Tomatoes

Tomatoes

By
Anna Bergenström, Fanny Bergenström
Contains
20 recipes
Published by
Hardie Grant Books
ISBN
9781742702070
Photographer
Fanny Bergenström

Tomatoes ripening in the sun

In the wintertime in Scandinavia, it is easy to forget what ‘real’ tomatoes can taste like: the ones that have ripened in the sun and have a rather sensual scent and that indefinably strong yet sweet flavour, with a perfect balance between sweetness and slight acidity. Such tomatoes often have a supple, elastic skin that practically bursts when you bite into it – a far cry from the sad tomatoes that are grown under fluorescent tubes and sold in supermarkets. When buying tomatoes off-season, we personally feel that small organic ones on the vine are the tastiest choice. They may be a bit on the expensive side, but you only need a few to enliven a salad or snack. In the countries around the Mediterranean, fabulous tomatoes grow all year round: large, uneven, exciting varieties, often with many ‘chambers’ and an extraordinary aroma. No wonder tomatoes are so fundamental to Mediterranean cooking.

But when tomatoes are in full season, you often find wonderful varieties from local growers at home as well. This is the time to indulge in tomatoes with that genuine flavour; not to mention the pride of picking tomatoes that you have grown yourself. Each year we have a few tall vines growing against a south-facing wall, which yield enormous quantities of lovely, fairly small tomatoes. We harvest them all the way into October, and then end up nipping off the plants that are still full of green tomatoes. We tie the plants with raffia and hang them upside down in the kitchen window, and the tomatoes continue to ripen little by little for yet another month or so.

A golden apple: un pomo d’oro

Botanically speaking, the tomato is actually a berry, belonging to the same plant family as potatoes and eggplants. It is said to originate from Peru and Ecuador, where it still grows wild. Yet it was the Mexican Aztecs who, in the early 16th century, gave tomato seeds as a gift to the Spaniards, who in turn introduced the tomato to Europe.
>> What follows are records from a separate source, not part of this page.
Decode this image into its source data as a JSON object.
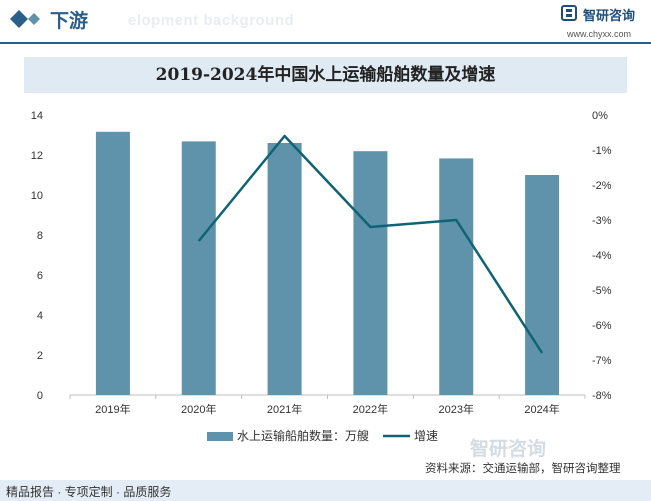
{
  "header": {
    "section_title": "下游",
    "watermark": "elopment background",
    "logo_text": "智研咨询",
    "site_url": "www.chyxx.com"
  },
  "chart_data": {
    "type": "bar",
    "title": "2019-2024年中国水上运输船舶数量及增速",
    "categories": [
      "2019年",
      "2020年",
      "2021年",
      "2022年",
      "2023年",
      "2024年"
    ],
    "series": [
      {
        "name": "水上运输船舶数量：万艘",
        "type": "bar",
        "axis": "left",
        "color": "#5e93ab",
        "values": [
          13.16,
          12.68,
          12.6,
          12.19,
          11.83,
          11.0
        ]
      },
      {
        "name": "增速",
        "type": "line",
        "axis": "right",
        "color": "#0f6375",
        "values": [
          null,
          -3.6,
          -0.6,
          -3.2,
          -3.0,
          -6.8
        ]
      }
    ],
    "y_left": {
      "min": 0,
      "max": 14,
      "ticks": [
        0,
        2,
        4,
        6,
        8,
        10,
        12,
        14
      ]
    },
    "y_right": {
      "min": -8,
      "max": 0,
      "ticks": [
        "0%",
        "-1%",
        "-2%",
        "-3%",
        "-4%",
        "-5%",
        "-6%",
        "-7%",
        "-8%"
      ]
    },
    "legend_position": "bottom",
    "grid": false
  },
  "footer": {
    "services": "精品报告 · 专项定制 · 品质服务",
    "source": "资料来源：交通运输部，智研咨询整理",
    "watermark_logo": "智研咨询"
  }
}
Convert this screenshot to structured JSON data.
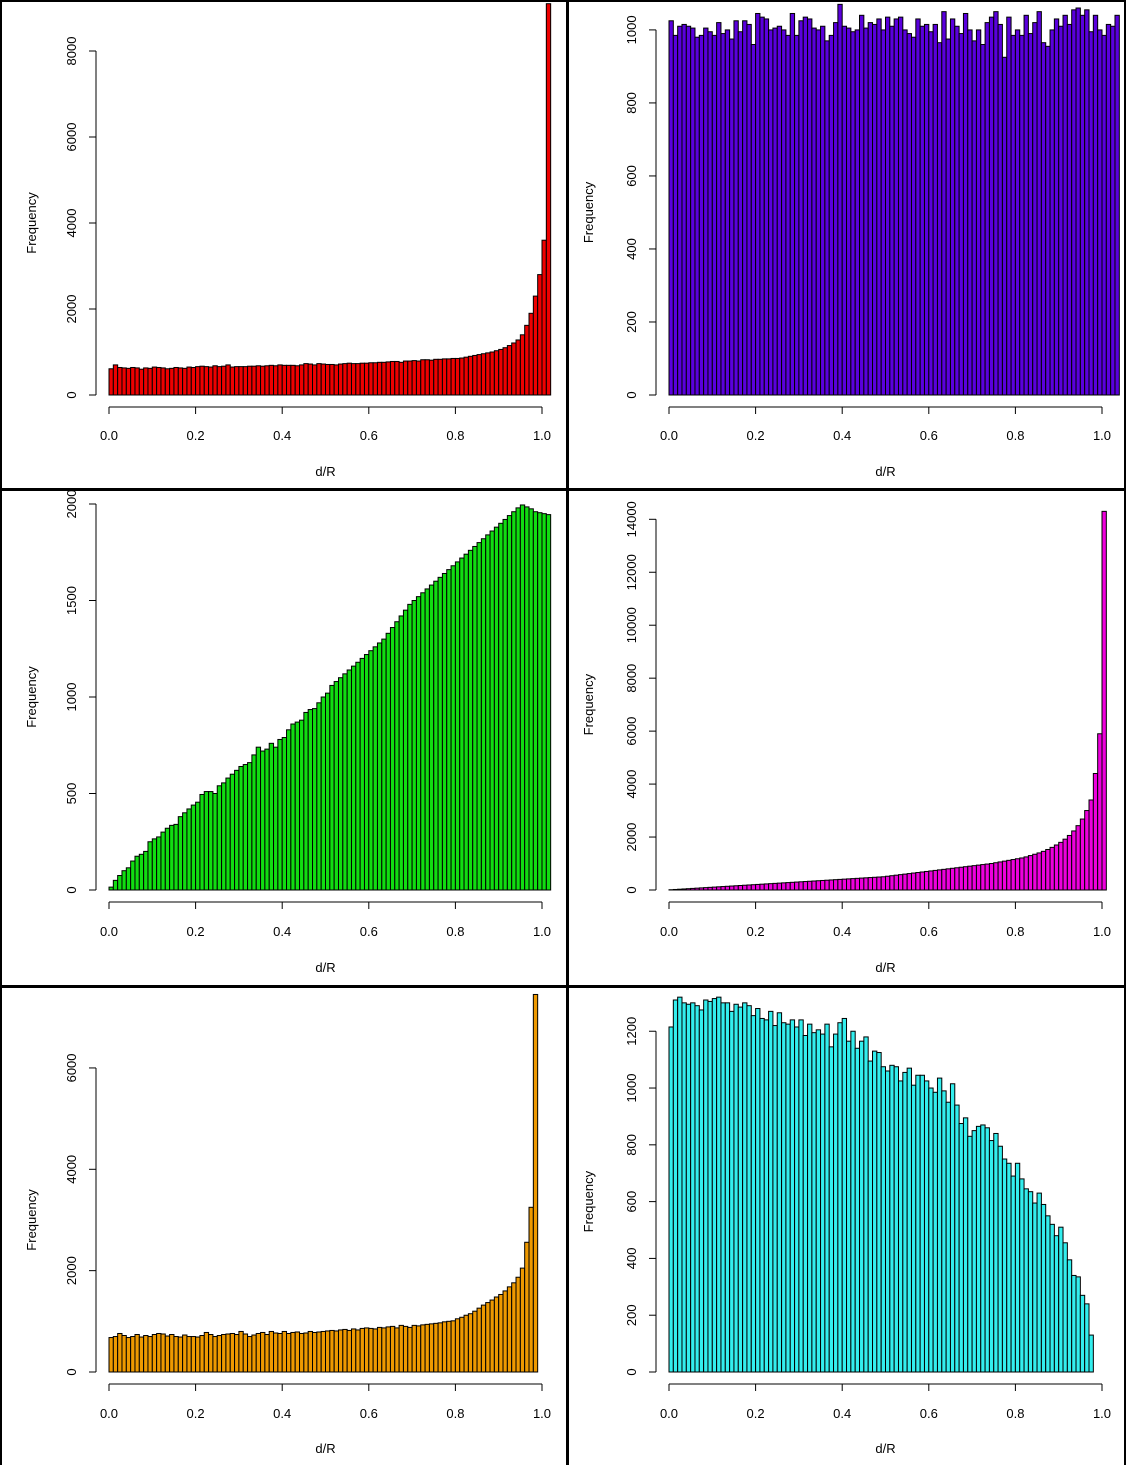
{
  "figure": {
    "divider_color": "#000000"
  },
  "chart_data": [
    {
      "type": "bar",
      "xlabel": "d/R",
      "ylabel": "Frequency",
      "color": "#ee0000",
      "xlim": [
        0,
        1
      ],
      "ylim": [
        0,
        9000
      ],
      "xticks": [
        "0.0",
        "0.2",
        "0.4",
        "0.6",
        "0.8",
        "1.0"
      ],
      "yticks": [
        "0",
        "2000",
        "4000",
        "6000",
        "8000"
      ],
      "bin_width": 0.01,
      "values": [
        610,
        700,
        640,
        630,
        620,
        640,
        630,
        600,
        630,
        620,
        650,
        640,
        630,
        610,
        620,
        640,
        630,
        620,
        650,
        640,
        660,
        670,
        660,
        650,
        680,
        660,
        670,
        700,
        650,
        660,
        660,
        660,
        670,
        670,
        680,
        670,
        680,
        690,
        680,
        700,
        690,
        690,
        690,
        680,
        700,
        730,
        720,
        700,
        730,
        720,
        710,
        710,
        700,
        720,
        730,
        740,
        730,
        730,
        740,
        740,
        750,
        750,
        760,
        760,
        770,
        780,
        780,
        760,
        790,
        790,
        800,
        790,
        820,
        820,
        810,
        830,
        830,
        840,
        840,
        850,
        850,
        860,
        880,
        900,
        920,
        940,
        960,
        980,
        1000,
        1030,
        1060,
        1100,
        1150,
        1210,
        1280,
        1400,
        1620,
        1900,
        2300,
        2800,
        3600,
        9100
      ]
    },
    {
      "type": "bar",
      "xlabel": "d/R",
      "ylabel": "Frequency",
      "color": "#5a00dd",
      "xlim": [
        0,
        1
      ],
      "ylim": [
        0,
        1060
      ],
      "xticks": [
        "0.0",
        "0.2",
        "0.4",
        "0.6",
        "0.8",
        "1.0"
      ],
      "yticks": [
        "0",
        "200",
        "400",
        "600",
        "800",
        "1000"
      ],
      "bin_width": 0.01,
      "values": [
        1025,
        985,
        1010,
        1015,
        1010,
        1005,
        980,
        985,
        1005,
        995,
        985,
        1020,
        990,
        1000,
        975,
        1025,
        995,
        1025,
        1015,
        960,
        1045,
        1035,
        1030,
        1000,
        1005,
        1010,
        1000,
        985,
        1045,
        985,
        1025,
        1035,
        1030,
        1005,
        1000,
        1010,
        970,
        985,
        1020,
        1070,
        1010,
        1005,
        995,
        1000,
        1040,
        1005,
        1020,
        1015,
        1030,
        1000,
        1035,
        1010,
        1030,
        1035,
        1000,
        990,
        980,
        1030,
        1010,
        1015,
        995,
        1015,
        965,
        1050,
        975,
        1030,
        1010,
        990,
        1045,
        1000,
        970,
        1000,
        960,
        1020,
        1035,
        1050,
        1015,
        925,
        1035,
        985,
        1000,
        985,
        1040,
        990,
        1020,
        1050,
        965,
        955,
        1000,
        1030,
        1010,
        1040,
        1015,
        1055,
        1060,
        1040,
        1055,
        995,
        1040,
        1000,
        985,
        1015,
        1010,
        1040
      ]
    },
    {
      "type": "bar",
      "xlabel": "d/R",
      "ylabel": "Frequency",
      "color": "#11dd11",
      "xlim": [
        0,
        1
      ],
      "ylim": [
        0,
        2000
      ],
      "xticks": [
        "0.0",
        "0.2",
        "0.4",
        "0.6",
        "0.8",
        "1.0"
      ],
      "yticks": [
        "0",
        "500",
        "1000",
        "1500",
        "2000"
      ],
      "bin_width": 0.01,
      "values": [
        15,
        50,
        75,
        100,
        115,
        150,
        175,
        185,
        200,
        250,
        265,
        275,
        300,
        320,
        335,
        340,
        380,
        400,
        420,
        440,
        455,
        495,
        510,
        510,
        500,
        540,
        555,
        580,
        600,
        620,
        640,
        650,
        660,
        700,
        740,
        720,
        730,
        760,
        740,
        780,
        790,
        830,
        860,
        870,
        880,
        920,
        935,
        940,
        970,
        1000,
        1020,
        1060,
        1080,
        1100,
        1120,
        1140,
        1160,
        1180,
        1200,
        1220,
        1240,
        1260,
        1280,
        1300,
        1330,
        1360,
        1390,
        1420,
        1450,
        1480,
        1500,
        1520,
        1540,
        1560,
        1580,
        1600,
        1620,
        1640,
        1660,
        1680,
        1700,
        1720,
        1740,
        1760,
        1780,
        1800,
        1820,
        1840,
        1860,
        1880,
        1900,
        1920,
        1940,
        1960,
        1980,
        1995,
        1985,
        1975,
        1960,
        1955,
        1950,
        1945
      ]
    },
    {
      "type": "bar",
      "xlabel": "d/R",
      "ylabel": "Frequency",
      "color": "#ee00dd",
      "xlim": [
        0,
        1
      ],
      "ylim": [
        0,
        14200
      ],
      "xticks": [
        "0.0",
        "0.2",
        "0.4",
        "0.6",
        "0.8",
        "1.0"
      ],
      "yticks": [
        "0",
        "2000",
        "4000",
        "6000",
        "8000",
        "10000",
        "12000",
        "14000"
      ],
      "bin_width": 0.01,
      "values": [
        10,
        20,
        30,
        40,
        50,
        60,
        70,
        80,
        90,
        100,
        110,
        120,
        130,
        140,
        150,
        160,
        170,
        180,
        190,
        200,
        210,
        220,
        230,
        240,
        250,
        260,
        270,
        280,
        290,
        300,
        310,
        320,
        330,
        340,
        350,
        360,
        370,
        380,
        390,
        400,
        410,
        420,
        430,
        440,
        450,
        460,
        470,
        480,
        490,
        500,
        520,
        540,
        560,
        580,
        600,
        620,
        640,
        660,
        680,
        700,
        720,
        740,
        760,
        780,
        800,
        820,
        840,
        860,
        880,
        900,
        920,
        940,
        960,
        980,
        1000,
        1030,
        1060,
        1090,
        1120,
        1150,
        1180,
        1210,
        1250,
        1300,
        1350,
        1400,
        1460,
        1530,
        1610,
        1700,
        1800,
        1920,
        2060,
        2230,
        2430,
        2680,
        3000,
        3400,
        4400,
        5900,
        14300
      ]
    },
    {
      "type": "bar",
      "xlabel": "d/R",
      "ylabel": "Frequency",
      "color": "#ee9900",
      "xlim": [
        0,
        1
      ],
      "ylim": [
        0,
        7400
      ],
      "xticks": [
        "0.0",
        "0.2",
        "0.4",
        "0.6",
        "0.8",
        "1.0"
      ],
      "yticks": [
        "0",
        "2000",
        "4000",
        "6000"
      ],
      "bin_width": 0.01,
      "values": [
        680,
        700,
        760,
        720,
        680,
        700,
        740,
        690,
        720,
        700,
        740,
        760,
        750,
        710,
        740,
        700,
        690,
        730,
        700,
        700,
        690,
        720,
        780,
        740,
        700,
        720,
        740,
        750,
        760,
        740,
        800,
        750,
        700,
        730,
        760,
        780,
        740,
        800,
        770,
        760,
        800,
        760,
        780,
        790,
        760,
        770,
        800,
        780,
        790,
        800,
        810,
        820,
        810,
        830,
        840,
        820,
        850,
        830,
        860,
        870,
        860,
        850,
        880,
        870,
        890,
        900,
        870,
        920,
        900,
        880,
        920,
        910,
        930,
        940,
        950,
        960,
        970,
        990,
        1000,
        1010,
        1050,
        1080,
        1120,
        1150,
        1200,
        1260,
        1320,
        1370,
        1420,
        1480,
        1530,
        1600,
        1680,
        1760,
        1870,
        2050,
        2560,
        3250,
        7450
      ]
    },
    {
      "type": "bar",
      "xlabel": "d/R",
      "ylabel": "Frequency",
      "color": "#33eeee",
      "xlim": [
        0,
        1
      ],
      "ylim": [
        0,
        1310
      ],
      "xticks": [
        "0.0",
        "0.2",
        "0.4",
        "0.6",
        "0.8",
        "1.0"
      ],
      "yticks": [
        "0",
        "200",
        "400",
        "600",
        "800",
        "1000",
        "1200"
      ],
      "bin_width": 0.01,
      "values": [
        1215,
        1310,
        1320,
        1300,
        1295,
        1300,
        1290,
        1275,
        1310,
        1305,
        1315,
        1320,
        1300,
        1300,
        1270,
        1295,
        1285,
        1300,
        1290,
        1255,
        1280,
        1245,
        1240,
        1270,
        1220,
        1265,
        1230,
        1225,
        1240,
        1215,
        1240,
        1185,
        1225,
        1195,
        1205,
        1190,
        1225,
        1145,
        1190,
        1230,
        1245,
        1165,
        1200,
        1140,
        1165,
        1180,
        1095,
        1130,
        1125,
        1075,
        1060,
        1080,
        1075,
        1025,
        1055,
        1070,
        1010,
        1045,
        1045,
        1025,
        1000,
        985,
        1035,
        990,
        950,
        1015,
        940,
        875,
        895,
        830,
        850,
        865,
        870,
        860,
        815,
        840,
        795,
        750,
        735,
        690,
        735,
        680,
        645,
        635,
        595,
        630,
        590,
        550,
        520,
        480,
        510,
        455,
        395,
        340,
        335,
        270,
        240,
        130
      ]
    }
  ]
}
However, the Europeans regarded it with scepticism, and for a long time many believed that it was poisonous. For a while it was thought to be an aphrodisiac and was sometimes called the ‘apple of love’ or ‘apple of gold’ (pomo d’oro). There is an Italian cookbook from Naples dated 1755 that contains a recipe for ‘Spanish’ tomato sauce: a sauce that is now considered the most Italian thing there is...

Nowadays, there are hundreds of different tomato varieties: red ones, of course, but also pink, yellow, orange, brownish black, striped and green ones. Enjoy making colourful tomato salads and salsas, or slowly roast the tomatoes in the oven. Roasting or cooking tomatoes helps to release lycopene, an essential antioxidant.

Don’t store tomatoes in the fridge, as they lose their flavour pretty much immediately if stored at cold temperatures. Really ripe tomatoes only last a few days at room temperature, seldom more. When we happen to have too many ripe tomatoes at home, we often prepare a delicious tomato sauce and freeze it – lovely to serve on steaming hot pasta or in a lasagne when you don’t have the time to cook a dinner from scratch.

Good tomatoes make their own salad. When tomatoes are full of sun and flavour, they really don’t need any accompaniments. Just slice them, fairly thickly, and sprinkle with a bit of tasty sea salt. Let them stand and soak up the salt for roughly half an hour or so. Drizzle with a fruity olive oil and perhaps a few drops of balsamic or red wine vinegar. That’s all. Or top the tomato salad at the last minute with a handful of crunchy garlic croutons and some basil leaves; or simply with chopped flat-leaf parsley and freshly ground black pepper, or a few tender rocket leaves.